Two things on Charles Mason & Jeremiah Dixon

For all of those taking the same journey as Mr Quill & me, there is a very rough, incomplete Wiki on Pynchon's pre-postcolonialist epic: http://masondixon.pynchonwiki.com/wiki/index.php?title=Main_Page.

Also, the below-referenced Mr Darren Southworth gave me a stack of cds six months ago, several of which finally made it into my computer. Among them was Mark Knopfler's Sailing to Philadelphia, a 2000 solo album from the Dire Straits singer. Lo, the titular song is based on Pynchon's characters. I'll quote the lyrics in full here - the argumentative tone is appropriate, even if when sung in the song it is sweet & complacent. (James Taylor plays Mason).

I am Jeremiah Dixon
I am a Geordie boy
A glass of wine with you, sir
And the ladies I'll enjoy
All Durham and Northumberland
Is measured up by my own hand
It was my fate from birth
To make my mark upon the earth...

He calls me Charlie Mason
A stargazer am I
It seems that I was born
To chart the evening sky
They'd cut me out for baking bread
But I had other dreams instead
This baker's boy from the west country
Would join the Royal Society...

We are sailing to Philadelphia
A world away from the coaly Tyne
Sailing to Philadelphia
To draw the line
A Mason-Dixon Line

Now you're a good surveyor, Dixon
But I swear you'll make me mad
The West will kill us both
You gullible Geordie lad
You talk of liberty
How can America be free
A Geordie and a baker's boy
In the forests of the Iroquois...

Now hold your head up, Mason
See America lies there
The morning tide has raised
The capes of Delaware
Come up and feel the sun
A new morning has begun
Another day will make it clear
Why your stars should guide us here...

We are sailing to Philadelphia
A world away from the coaly Tyne
Sailing to Philadelphia
To draw the line
A Mason-Dixon Line

2 comments:

Anonymous said...

James,

I don't understand what this means: "obviously, he may have been among the truest enthusiasts there - unless you read his famous tone into the quote"

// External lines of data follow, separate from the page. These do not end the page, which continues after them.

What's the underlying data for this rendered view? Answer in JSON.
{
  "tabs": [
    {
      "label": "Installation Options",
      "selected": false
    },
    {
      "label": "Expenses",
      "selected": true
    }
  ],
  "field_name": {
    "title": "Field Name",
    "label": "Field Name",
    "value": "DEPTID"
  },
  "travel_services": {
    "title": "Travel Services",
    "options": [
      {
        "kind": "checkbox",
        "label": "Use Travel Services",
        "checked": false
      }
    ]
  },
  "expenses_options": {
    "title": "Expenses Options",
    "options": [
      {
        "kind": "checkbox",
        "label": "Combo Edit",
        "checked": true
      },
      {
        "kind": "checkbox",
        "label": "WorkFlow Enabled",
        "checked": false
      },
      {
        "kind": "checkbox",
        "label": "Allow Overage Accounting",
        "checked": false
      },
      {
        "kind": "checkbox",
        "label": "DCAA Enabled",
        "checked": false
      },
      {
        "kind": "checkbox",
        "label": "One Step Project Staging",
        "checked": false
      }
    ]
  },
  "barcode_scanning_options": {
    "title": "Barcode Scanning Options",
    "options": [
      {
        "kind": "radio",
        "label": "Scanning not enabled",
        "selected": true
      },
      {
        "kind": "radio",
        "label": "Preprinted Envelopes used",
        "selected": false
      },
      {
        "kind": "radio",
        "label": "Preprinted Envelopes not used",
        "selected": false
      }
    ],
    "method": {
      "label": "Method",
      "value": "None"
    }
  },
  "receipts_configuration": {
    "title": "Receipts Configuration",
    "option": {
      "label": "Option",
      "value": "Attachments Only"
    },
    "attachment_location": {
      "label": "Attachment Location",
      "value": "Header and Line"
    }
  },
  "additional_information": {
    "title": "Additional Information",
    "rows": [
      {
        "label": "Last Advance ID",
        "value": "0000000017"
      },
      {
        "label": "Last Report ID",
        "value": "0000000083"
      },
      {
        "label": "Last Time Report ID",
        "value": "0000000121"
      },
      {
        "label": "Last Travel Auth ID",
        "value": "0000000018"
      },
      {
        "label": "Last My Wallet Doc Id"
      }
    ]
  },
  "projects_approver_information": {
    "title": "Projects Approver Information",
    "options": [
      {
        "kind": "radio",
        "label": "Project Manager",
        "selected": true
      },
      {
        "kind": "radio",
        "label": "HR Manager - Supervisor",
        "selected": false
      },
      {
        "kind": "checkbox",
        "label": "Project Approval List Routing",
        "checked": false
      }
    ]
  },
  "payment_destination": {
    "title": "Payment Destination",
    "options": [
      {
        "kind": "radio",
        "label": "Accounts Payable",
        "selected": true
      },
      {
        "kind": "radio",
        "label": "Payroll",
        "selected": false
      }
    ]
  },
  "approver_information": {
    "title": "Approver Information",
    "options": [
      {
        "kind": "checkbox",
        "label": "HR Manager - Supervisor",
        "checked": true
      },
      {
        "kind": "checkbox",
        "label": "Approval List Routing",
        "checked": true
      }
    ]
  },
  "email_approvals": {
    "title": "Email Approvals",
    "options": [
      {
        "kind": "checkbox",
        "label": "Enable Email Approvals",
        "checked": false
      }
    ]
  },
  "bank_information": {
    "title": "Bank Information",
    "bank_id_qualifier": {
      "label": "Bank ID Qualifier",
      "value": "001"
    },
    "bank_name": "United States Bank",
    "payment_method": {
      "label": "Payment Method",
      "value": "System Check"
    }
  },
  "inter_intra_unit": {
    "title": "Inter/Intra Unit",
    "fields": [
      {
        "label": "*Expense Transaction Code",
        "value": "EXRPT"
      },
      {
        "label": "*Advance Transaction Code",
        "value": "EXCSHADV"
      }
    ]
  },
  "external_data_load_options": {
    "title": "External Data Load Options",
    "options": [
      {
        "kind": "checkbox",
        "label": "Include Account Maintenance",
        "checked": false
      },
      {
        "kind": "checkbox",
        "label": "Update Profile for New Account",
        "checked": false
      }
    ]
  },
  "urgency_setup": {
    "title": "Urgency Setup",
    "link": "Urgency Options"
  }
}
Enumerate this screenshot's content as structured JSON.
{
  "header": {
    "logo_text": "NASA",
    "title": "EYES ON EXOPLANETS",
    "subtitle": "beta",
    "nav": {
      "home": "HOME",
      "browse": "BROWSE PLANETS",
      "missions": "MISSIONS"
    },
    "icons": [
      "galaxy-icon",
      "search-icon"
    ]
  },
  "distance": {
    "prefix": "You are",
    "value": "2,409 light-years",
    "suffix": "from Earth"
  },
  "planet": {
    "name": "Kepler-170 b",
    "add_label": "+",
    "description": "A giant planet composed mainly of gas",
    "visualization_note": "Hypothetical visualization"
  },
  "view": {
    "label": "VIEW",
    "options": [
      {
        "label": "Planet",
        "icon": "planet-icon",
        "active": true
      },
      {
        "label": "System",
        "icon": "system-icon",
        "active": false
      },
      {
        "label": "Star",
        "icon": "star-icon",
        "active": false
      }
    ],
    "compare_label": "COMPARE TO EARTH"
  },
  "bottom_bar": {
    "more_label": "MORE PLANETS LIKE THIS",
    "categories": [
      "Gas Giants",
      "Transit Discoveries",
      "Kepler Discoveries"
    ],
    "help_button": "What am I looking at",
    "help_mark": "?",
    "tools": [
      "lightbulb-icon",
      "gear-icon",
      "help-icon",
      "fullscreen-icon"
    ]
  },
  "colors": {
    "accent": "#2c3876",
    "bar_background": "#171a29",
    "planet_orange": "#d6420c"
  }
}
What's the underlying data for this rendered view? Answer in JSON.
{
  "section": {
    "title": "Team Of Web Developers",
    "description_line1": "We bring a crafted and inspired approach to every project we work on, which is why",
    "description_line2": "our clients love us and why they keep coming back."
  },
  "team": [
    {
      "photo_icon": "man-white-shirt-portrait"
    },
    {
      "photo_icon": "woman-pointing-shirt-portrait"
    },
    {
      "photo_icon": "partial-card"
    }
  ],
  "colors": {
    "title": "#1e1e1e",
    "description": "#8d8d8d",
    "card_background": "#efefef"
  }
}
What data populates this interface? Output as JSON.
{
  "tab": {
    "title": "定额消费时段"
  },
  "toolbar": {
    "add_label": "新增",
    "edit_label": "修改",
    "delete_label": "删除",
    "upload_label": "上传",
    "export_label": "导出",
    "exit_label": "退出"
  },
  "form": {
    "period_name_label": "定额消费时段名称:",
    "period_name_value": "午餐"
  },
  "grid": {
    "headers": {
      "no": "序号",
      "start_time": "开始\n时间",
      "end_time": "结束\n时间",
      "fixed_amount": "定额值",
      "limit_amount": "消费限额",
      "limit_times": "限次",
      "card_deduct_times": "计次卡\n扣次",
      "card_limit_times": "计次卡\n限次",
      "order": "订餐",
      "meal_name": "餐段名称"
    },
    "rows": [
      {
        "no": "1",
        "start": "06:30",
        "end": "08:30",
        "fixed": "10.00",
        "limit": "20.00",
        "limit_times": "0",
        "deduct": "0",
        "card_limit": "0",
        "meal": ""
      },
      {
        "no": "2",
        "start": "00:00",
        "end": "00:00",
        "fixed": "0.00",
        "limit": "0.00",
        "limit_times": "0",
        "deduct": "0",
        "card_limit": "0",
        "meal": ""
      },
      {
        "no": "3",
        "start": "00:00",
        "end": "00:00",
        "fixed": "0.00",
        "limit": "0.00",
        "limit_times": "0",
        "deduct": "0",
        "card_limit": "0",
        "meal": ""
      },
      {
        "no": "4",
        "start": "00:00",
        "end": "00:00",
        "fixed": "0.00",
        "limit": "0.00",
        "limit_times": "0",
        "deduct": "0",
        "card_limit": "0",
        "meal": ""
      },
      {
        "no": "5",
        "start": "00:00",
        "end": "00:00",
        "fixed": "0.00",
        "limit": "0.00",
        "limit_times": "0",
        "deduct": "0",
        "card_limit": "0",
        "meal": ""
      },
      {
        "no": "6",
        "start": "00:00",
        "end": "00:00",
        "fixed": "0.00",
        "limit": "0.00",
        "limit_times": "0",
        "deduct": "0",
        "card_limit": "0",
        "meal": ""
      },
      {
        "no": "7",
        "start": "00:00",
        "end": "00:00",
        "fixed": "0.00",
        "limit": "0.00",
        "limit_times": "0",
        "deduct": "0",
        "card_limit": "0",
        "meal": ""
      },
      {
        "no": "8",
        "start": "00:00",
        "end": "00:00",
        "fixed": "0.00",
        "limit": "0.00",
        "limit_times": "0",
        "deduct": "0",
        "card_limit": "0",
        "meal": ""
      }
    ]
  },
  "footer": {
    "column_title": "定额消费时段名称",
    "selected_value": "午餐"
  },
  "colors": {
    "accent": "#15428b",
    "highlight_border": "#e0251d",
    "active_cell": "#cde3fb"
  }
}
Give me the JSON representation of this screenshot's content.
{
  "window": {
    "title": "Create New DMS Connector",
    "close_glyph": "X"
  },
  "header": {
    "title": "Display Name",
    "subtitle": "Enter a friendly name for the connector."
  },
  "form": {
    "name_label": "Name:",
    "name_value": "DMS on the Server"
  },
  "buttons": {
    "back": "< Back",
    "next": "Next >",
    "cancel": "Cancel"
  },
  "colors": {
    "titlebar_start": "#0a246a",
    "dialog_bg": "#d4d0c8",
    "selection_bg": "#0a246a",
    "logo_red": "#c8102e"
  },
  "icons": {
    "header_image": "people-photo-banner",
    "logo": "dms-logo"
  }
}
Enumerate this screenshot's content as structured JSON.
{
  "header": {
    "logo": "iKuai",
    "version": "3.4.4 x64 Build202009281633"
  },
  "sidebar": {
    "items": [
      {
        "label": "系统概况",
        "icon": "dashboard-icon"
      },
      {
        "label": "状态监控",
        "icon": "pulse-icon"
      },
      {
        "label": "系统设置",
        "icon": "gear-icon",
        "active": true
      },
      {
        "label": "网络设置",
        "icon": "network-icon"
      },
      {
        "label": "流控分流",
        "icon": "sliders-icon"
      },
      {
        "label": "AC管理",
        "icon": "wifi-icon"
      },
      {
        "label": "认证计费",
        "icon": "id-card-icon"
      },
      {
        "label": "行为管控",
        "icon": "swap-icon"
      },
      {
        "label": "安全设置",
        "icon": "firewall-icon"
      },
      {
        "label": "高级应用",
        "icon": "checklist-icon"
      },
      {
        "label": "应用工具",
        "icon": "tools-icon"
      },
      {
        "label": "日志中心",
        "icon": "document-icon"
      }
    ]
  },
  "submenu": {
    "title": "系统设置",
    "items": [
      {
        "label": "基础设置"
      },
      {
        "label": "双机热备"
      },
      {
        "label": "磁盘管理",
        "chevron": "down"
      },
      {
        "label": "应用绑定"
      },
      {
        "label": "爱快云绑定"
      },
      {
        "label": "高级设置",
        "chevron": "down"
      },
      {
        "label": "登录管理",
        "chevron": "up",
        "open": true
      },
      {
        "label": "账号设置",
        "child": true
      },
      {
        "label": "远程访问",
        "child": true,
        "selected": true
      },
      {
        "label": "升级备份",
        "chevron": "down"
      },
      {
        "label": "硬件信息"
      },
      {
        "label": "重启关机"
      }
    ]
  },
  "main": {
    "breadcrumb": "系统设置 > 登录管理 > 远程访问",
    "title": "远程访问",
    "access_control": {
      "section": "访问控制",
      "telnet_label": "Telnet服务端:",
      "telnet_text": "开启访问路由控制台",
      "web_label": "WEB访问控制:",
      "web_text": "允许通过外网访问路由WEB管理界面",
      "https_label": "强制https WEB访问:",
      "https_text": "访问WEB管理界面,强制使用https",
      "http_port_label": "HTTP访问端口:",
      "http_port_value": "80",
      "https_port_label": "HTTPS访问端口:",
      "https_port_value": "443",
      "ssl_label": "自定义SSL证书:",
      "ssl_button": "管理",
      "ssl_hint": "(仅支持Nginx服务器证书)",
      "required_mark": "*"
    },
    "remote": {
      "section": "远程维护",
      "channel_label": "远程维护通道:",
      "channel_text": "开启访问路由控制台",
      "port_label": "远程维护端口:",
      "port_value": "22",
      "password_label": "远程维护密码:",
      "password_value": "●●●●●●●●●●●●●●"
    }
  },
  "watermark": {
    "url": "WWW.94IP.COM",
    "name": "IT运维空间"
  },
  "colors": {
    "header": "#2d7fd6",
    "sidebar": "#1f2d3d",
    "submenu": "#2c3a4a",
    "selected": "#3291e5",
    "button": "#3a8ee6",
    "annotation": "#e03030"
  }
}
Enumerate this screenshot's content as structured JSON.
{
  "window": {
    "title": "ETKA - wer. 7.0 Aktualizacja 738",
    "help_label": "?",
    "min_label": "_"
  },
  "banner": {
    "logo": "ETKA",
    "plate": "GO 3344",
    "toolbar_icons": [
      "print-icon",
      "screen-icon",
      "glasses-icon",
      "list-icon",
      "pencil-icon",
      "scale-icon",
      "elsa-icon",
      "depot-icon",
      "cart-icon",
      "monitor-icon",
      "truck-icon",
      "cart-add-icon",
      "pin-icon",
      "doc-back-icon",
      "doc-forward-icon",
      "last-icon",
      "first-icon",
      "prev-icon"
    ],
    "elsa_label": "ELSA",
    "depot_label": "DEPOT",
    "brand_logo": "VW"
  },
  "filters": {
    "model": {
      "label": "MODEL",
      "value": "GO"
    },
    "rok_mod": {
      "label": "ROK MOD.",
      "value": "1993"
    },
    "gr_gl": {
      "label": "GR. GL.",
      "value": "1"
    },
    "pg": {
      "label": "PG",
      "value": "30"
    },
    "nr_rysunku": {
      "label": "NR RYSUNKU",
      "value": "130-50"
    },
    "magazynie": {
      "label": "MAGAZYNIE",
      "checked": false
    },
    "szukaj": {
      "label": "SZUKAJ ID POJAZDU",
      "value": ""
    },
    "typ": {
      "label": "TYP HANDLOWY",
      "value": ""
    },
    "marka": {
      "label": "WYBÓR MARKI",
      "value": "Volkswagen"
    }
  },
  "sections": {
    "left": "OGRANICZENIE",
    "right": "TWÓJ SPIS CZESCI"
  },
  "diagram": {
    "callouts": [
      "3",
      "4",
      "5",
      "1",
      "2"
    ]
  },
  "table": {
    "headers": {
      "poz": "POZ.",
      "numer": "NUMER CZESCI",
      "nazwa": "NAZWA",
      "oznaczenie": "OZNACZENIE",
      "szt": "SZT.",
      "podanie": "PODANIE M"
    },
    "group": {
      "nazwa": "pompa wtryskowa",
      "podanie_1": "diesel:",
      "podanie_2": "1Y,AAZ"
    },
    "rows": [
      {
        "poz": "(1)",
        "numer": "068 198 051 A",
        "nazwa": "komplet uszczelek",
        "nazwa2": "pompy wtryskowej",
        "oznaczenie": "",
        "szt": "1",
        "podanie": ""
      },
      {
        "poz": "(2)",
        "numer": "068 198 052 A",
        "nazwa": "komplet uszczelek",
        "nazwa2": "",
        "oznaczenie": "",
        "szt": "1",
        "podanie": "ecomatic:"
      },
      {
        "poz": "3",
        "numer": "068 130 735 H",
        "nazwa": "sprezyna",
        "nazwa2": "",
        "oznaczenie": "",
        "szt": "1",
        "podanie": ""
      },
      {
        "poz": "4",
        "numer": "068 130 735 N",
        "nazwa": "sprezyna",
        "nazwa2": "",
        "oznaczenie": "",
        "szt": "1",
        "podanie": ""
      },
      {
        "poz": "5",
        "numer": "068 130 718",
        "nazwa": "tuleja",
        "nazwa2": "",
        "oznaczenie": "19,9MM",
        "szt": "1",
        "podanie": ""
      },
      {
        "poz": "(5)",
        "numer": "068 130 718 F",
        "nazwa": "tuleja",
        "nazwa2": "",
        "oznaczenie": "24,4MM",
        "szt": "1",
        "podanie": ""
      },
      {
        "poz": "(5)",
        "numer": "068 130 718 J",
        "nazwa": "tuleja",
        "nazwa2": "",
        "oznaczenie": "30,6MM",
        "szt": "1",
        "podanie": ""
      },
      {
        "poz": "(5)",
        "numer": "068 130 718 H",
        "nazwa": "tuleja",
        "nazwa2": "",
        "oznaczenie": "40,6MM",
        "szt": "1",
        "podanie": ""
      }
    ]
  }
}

What's my famous tone? And what does it mean if you read it into the quote?

James

Anonymous said...

This retraction of sorts was printed in the Globe:

Call him Starbuck

January 8, 2007

REGARDING "AHAB'S apostles" (City & Region, Jan. 5): In a feature purporting to celebrate the preservation of great literature, your reporter, in unconscious irony, names Ahab's first mate Starbucks. Whoever allowed this gaffe to go to print should be harpooned.